Tuesday, 19 April 2011

Top 6 - Richard Yates


One day in 2002 there was a little review in The Times that began, 'Stop right there.' It drew one's attention to the new edition of Richard Yates' Collected Stories and said that this was the real thing. It turned out to be exactly right and I've rarely been more grateful for a review.

Later, I'd like to think that my piece in The Reader magazine played a small part in the revival of interest in his books although it has to be said that it is more likely to have been due to the film of Revolutionary Road. At that time, I collected all the novels in old editions from abebooks, several coming from America, because only Revolutionary Road was in print here then. Now, you can get any of them in a new reprint.

A Glutton for Punishment was one piece that stood out from that first book, although the book didn’t have any weak points.
For a little while when Walter Henderson was nine years old he thought falling dead was the very zenith of romance, and so did a number of his friends.
through to getting home having been axed from his awful office job,
And then with a great deflating sigh he collapsed backward into the chair, one foot sliding out on the carpet and the other curled beneath him. It was the most graceful thing he had done all day. ‘They got me,’ he said.
A Wrestler with Sharks tells of a writer with big hopes stuck in terrible hack job writing for trade magazines, dreaming of his own by-line, with nine unpublished books to his name.
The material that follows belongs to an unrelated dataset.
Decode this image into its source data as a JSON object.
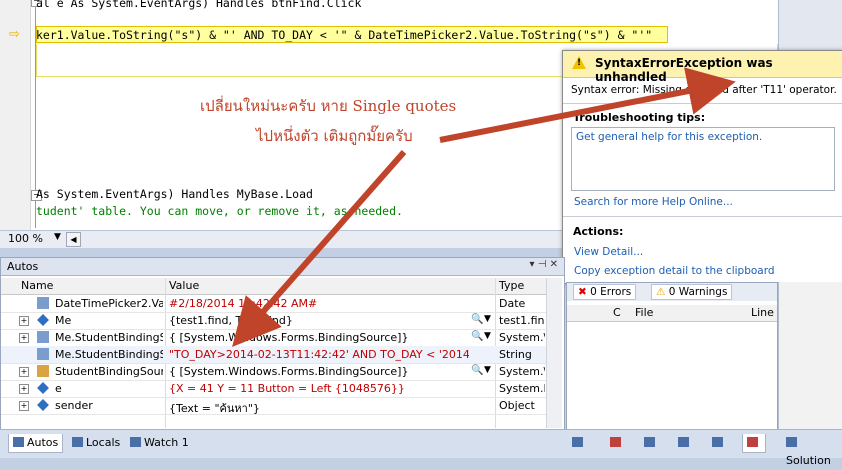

Yates is brilliant at observation as well as catching the nuances of vernacular American but in stories like these it is a great sympathetic achievement to give his characters dignity when their circumstances are so cruelly delineated.
In The Best of Everything we have every right to guess that Ralph’s drinking with the fellas is going to be more important to him than his marriage to Grace.
Of the novels, one doesn’t have to set Revolutionary Road apart as the best known but having come first and been successful, setting the tone for his small tragedies in desperate middle class families, one could hardly leave it out.
Cold Spring Harbor beautifully catches the relationship of Evan and Rachel and because it is a re-read of Young Hearts Crying that has brought Yates back to mind, the fine writing in that is freshest in my memory and gets ahead of the other candidates for that reason if no others.